I would describe the outlook statement as cautiously optimistic, said Neil Smith, an analyst at WestLB. It could have been worse. They key phrase is, 'We have seen stabilization of our credit costs.' That's got to be good for the consumer business.
The fourth-quarter results for the three banks underscore how the biggest banks are getting bigger, and profiting from it along the way. The winners and losers in the next credit cycle may be determined in large part by which banks are gaining assets now.
I think we are approaching some sort of normality here, said Mal Polley, chief investment officer, Stewart Capital Advisors. I think chargeoffs will still be high, but it's definitely stabilized.
Bank of America posted a quarterly loss of $5.2 billion, or 60 cents per share, compared with a year-earlier loss of $2.4 billion, or 48 cents a share. Analysts' average forecast was a loss of 52 cents per share, according to Thomson Reuters I/B/E/S.
But the bank got a boost from its controversial Merrill Lynch acquisition, which helped cost Ken Lewis his job as chief executive amid an uproar over the decision to proceed with the deal despite mounting trading losses at the investment bank.
Net income in Bank of America's global markets unit was $1.2 billion, compared with a net loss of $3.7 billion a year earlier. The bank cited a more favorable trading environment and the addition of Merrill.
The Merrill acquisition also bolstered the global wealth and investment management unit, where net income more than doubled to $1.3 billion.
Acquisitions also helped at Wells Fargo
Wells Fargo bought Wachovia Corp at the end of 2008, almost doubling Wells' size and giving it a nationwide footprint.
Wells Chief Financial Officer Howard Atkins said losses from Wachovia are tracking better than originally estimated at the time of the merger.
Its loan growth was largely due to several acquisitions since late 2008. In November of that year it bought the banking operations of failed California lenders Downey Financial and PFF Bancorp. Both deals were backed by banking regulator the Federal Deposit Insurance Corp.

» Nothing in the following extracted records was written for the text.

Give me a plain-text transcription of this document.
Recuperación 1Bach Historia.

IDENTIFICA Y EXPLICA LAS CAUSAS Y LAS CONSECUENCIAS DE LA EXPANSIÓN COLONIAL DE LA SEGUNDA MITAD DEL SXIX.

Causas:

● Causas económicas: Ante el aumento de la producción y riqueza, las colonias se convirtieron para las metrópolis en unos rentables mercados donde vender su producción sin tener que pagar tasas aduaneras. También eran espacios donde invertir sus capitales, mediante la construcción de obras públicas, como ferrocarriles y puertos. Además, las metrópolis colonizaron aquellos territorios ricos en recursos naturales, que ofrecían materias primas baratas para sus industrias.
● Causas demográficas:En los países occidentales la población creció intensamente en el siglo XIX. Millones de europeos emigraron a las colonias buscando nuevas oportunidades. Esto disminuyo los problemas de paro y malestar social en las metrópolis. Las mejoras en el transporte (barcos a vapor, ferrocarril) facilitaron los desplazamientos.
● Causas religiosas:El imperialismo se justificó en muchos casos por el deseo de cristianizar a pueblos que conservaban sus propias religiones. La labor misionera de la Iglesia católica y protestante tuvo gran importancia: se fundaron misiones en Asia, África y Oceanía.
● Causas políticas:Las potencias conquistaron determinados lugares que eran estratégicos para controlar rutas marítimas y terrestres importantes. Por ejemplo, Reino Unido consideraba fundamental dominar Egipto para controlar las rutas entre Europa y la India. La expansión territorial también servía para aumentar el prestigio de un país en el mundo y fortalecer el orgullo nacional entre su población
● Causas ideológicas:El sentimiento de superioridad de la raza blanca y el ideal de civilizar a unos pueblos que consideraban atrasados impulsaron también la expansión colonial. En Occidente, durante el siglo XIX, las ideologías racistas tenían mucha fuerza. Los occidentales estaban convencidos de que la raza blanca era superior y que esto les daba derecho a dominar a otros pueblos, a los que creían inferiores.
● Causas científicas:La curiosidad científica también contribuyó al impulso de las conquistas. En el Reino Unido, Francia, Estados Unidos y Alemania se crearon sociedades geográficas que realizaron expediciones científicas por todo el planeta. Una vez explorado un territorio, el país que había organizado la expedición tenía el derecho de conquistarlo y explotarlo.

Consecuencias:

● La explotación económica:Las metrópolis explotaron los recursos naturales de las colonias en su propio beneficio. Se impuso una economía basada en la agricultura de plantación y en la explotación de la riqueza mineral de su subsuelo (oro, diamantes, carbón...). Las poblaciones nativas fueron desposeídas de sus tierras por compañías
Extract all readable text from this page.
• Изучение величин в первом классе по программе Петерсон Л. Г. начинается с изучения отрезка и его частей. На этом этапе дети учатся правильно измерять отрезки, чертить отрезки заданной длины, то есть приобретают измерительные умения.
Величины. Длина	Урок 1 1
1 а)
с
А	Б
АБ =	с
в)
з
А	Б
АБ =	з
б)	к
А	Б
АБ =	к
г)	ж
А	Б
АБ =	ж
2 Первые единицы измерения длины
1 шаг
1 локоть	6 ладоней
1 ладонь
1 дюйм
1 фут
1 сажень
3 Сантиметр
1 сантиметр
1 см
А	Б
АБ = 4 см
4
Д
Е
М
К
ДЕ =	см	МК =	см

In October 2009 it acquired the banking subsidiaries of Illinois-based FBOP Corp.
Bank of America's quarterly revenue jumped 59 percent to $25.4 billion, primarily due to the addition of Merrill Lynch.
For the full year 2009, it posted net income of $6.3 billion, compared with $4 billion in 2008 during the height of the financial crisis.
In early December, Charlotte, North Carolina-based Bank of America repaid $45 billion in Troubled Asset Relief Program funds, leading a wave of bailout repayments by the country's biggest banks.
Wells Fargo repaid a $25 billion bailout it received under the Troubled Asset Relief Program, and U.S. Bancorp repaid TARP funds earlier last year.
Bank of America shares were up 0.4 pct in late-morning trade, Wells Fargo was down 1.1 pct, and U.S. Bancorp rose 2.6 pct.